It is the playstyle SV prefers, so of course they gravitate towards it.
Plus, it seems like a decent chunk of our voters haven't actually read PoC, so to them this is a fresh playstyle.
Basically the civ playstyles are: along the following extremes:
-Ultra negative centralization - Nomad Horde. This is basically suited to Chan-style questing, because it moves fast, you lose ALL the time, you win sometimes but you don't really keep anything.
-Negative Centralization - Greek/Italian City-States. Lots of small states which control a small radius around themselves, a common culture, and they all rival each other furiously.
--As its very difficult to get 'in character' as the civilization, people usually play as a single City-State with ambitions of eating all their neighbors and becoming an empire.
--Playing as the civ as a whole means having basically no control over your resource meters, all your components have lots of actions, of which they spend the majority slapping each other around to increase their chunk. Not sure how it can be made playable without becoming a molten salt reactor.
-Neutral Centralization - Confederacies and Federations. Lots of independent actors with independent resource pools under a common banner. They still rival each other, but not quite so aggressively lest their overall unity suffer.

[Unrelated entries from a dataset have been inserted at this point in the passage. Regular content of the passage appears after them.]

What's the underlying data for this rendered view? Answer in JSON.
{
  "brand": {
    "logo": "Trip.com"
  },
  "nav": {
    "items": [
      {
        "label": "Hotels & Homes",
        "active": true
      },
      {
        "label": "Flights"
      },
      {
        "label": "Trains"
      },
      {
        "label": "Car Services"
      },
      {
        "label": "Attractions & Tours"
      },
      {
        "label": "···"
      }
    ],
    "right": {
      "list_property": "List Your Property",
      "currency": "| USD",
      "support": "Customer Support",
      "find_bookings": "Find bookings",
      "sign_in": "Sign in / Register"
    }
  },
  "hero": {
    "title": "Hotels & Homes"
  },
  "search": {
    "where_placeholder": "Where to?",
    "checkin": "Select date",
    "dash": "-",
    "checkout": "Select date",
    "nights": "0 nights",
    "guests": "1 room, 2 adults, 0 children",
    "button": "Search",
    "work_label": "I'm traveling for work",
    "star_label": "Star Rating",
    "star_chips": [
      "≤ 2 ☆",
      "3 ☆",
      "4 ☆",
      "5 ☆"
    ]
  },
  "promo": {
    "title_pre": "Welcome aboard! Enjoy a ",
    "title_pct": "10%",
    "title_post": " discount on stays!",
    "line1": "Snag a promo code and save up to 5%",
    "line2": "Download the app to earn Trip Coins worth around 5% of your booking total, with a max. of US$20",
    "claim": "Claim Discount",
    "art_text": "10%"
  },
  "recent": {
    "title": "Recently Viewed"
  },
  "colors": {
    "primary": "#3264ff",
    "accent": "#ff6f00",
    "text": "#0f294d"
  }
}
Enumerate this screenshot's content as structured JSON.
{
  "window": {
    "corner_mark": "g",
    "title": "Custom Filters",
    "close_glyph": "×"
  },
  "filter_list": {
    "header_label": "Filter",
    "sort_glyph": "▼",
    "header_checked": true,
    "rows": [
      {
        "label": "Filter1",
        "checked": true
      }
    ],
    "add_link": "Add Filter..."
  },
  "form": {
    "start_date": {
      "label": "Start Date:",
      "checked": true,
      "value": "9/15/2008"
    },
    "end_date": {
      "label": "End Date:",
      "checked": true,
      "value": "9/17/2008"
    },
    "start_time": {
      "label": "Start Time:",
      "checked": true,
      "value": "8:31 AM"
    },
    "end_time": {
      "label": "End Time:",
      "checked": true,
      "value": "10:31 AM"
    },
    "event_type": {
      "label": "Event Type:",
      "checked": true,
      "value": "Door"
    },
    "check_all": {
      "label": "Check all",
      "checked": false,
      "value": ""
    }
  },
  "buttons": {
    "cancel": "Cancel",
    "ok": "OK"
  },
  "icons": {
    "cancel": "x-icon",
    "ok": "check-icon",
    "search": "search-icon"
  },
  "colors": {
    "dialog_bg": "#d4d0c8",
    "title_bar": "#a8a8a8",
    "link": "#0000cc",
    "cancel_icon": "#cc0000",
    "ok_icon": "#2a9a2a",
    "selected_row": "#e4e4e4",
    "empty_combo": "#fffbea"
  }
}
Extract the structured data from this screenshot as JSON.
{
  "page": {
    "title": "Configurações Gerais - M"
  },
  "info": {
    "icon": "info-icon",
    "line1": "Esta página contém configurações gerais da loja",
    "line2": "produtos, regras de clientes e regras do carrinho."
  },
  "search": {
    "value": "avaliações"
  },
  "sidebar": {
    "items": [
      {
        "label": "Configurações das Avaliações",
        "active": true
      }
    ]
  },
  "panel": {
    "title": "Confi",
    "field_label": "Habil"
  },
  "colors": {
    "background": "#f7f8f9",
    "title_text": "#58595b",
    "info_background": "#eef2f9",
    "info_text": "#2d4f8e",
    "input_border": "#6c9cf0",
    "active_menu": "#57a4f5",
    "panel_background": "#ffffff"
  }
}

--Playing under this mode means essentially, playing as NATO/UN council. You CAN get your components to do things by means of communal decisionmaking, but they WILL fuck off if you ask too much, too often, or hit one of their critical stumbling blocks. Playstyle is mostly trying to create incentives for them to do what you want(safe) or trying to force them in line(risky).
--We're actually this if you zoom out on our polity. Our vassals are two independent actors after all, which we can nudge but can only command in crisis.
--This was tried in PoC with Faction Actions. It went...less than swimmingly.
-Positive Centralization - Conventional Civilization-State. All significant elements of the civilization is under player command. Standard ruling council/monarchy/theocracy. No need to elaborate, as the default.
The intermediate states are hard to model and quests in general are loss adverse. All modes other than high centralization requires that we routinely lose in minor ways, and well...never going to go well.